Taking all this data into account it is perfectly reasonable that Omalizumab has included the indication of chronic spontaneous urticaria added to that of asthma in many countries.

This is definitely a very timely review summarising the up-to-date evidence on this important issue, which suggests that Omalizumab might be a first line treatment associated to antihistamines, the only limitation (not trivial) being the cost of the drug.

References
[1]
Motta Rubinni N, Ensina LF, Koga Silva EM, et al. Effectiveness and safety of Omalizumab in the tretment of chronic spontaneous urticaria: systematic review and mata-analisys. Allergol Immunopathol (Madr.) This issue.
[2]
M. Hide, H.S. Park, A. Igarashi, et al.
Efficacy and safety of omalizumab in Japanese and Korean patients with refractory chronic spontaneous urticaria.
J Dermatol Sci, 87 (2017), pp. 70-78
[3]
A. Kaplan, D. Ledford, M. Ashby, et al.
Omalizumab in patients with symptomatic chronic idiopathic/spontaneous urticaria despite standard combination therapy.

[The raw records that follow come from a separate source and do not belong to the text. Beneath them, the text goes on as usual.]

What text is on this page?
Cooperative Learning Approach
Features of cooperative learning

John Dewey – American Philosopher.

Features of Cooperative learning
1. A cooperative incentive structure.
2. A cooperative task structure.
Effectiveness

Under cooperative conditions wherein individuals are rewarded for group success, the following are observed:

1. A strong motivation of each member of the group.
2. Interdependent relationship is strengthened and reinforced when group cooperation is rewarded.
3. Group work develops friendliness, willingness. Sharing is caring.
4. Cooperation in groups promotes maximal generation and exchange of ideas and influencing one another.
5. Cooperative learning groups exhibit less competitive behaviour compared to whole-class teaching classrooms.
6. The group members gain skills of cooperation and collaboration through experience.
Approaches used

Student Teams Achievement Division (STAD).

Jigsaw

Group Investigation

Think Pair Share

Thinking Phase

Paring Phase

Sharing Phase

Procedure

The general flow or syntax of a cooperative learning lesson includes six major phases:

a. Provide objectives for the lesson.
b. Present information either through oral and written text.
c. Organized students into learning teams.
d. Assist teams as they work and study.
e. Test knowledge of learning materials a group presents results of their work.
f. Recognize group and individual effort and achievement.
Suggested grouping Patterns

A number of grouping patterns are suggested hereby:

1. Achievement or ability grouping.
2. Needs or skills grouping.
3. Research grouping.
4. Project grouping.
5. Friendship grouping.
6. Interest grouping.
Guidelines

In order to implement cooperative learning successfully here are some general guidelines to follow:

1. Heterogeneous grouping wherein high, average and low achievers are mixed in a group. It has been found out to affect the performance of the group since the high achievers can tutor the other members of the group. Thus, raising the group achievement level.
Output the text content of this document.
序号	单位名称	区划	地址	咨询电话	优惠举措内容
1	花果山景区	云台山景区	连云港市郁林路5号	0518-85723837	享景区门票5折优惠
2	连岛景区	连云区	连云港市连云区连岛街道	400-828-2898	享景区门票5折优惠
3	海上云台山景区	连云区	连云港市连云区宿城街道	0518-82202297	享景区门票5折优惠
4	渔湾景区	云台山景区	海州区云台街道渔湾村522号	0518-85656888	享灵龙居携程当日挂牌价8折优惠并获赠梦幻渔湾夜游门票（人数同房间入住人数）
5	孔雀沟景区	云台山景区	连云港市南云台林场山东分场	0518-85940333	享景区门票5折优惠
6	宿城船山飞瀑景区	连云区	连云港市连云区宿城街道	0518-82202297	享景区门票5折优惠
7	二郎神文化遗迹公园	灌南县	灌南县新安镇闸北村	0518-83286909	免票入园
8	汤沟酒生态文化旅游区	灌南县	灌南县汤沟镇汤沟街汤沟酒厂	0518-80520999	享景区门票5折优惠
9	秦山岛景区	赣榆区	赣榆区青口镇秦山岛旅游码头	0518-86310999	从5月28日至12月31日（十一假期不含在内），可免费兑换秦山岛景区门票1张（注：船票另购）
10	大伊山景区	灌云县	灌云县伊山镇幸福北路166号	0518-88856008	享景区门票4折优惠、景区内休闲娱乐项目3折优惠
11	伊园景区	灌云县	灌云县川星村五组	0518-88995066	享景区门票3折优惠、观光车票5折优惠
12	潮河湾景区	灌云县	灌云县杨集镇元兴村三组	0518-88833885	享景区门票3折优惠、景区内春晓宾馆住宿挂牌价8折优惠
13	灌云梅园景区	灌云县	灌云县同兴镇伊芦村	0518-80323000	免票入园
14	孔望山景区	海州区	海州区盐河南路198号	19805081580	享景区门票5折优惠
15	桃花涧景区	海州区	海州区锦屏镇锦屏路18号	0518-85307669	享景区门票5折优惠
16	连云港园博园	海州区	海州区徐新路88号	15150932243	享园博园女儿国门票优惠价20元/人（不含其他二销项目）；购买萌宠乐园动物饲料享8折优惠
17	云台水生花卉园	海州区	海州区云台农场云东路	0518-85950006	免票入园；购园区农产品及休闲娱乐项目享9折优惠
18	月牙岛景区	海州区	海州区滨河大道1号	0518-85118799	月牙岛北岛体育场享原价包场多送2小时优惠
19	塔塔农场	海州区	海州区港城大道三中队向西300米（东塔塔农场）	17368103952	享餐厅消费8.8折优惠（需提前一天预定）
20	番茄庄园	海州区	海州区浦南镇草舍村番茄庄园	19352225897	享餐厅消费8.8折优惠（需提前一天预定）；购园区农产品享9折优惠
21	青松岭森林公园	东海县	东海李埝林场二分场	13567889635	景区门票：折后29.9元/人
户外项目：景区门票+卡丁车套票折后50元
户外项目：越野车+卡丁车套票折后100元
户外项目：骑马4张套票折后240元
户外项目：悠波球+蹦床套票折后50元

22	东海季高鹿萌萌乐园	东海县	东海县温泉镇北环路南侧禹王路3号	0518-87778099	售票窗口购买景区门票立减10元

J Allergy Clin Immunol, 132 (2013), pp. 101-109
[4]
M. Maurer, K. Rosen, H.J. Hsieh, et al.
Omalizumab for the treatment of chronic idiopathic or spontaneous urticaria.
N Engl J Med, 368 (2013), pp. 924-935
[5]
S.S. Saini, C. Bindslev-Jensen, M. Maurer, et al.
Efficacy and safety of omalizumab in patients with chronic idiopathic/spontaneous urticaria who remain symptomatic on H1 antihistamines: a randomized, placebo-controlled study.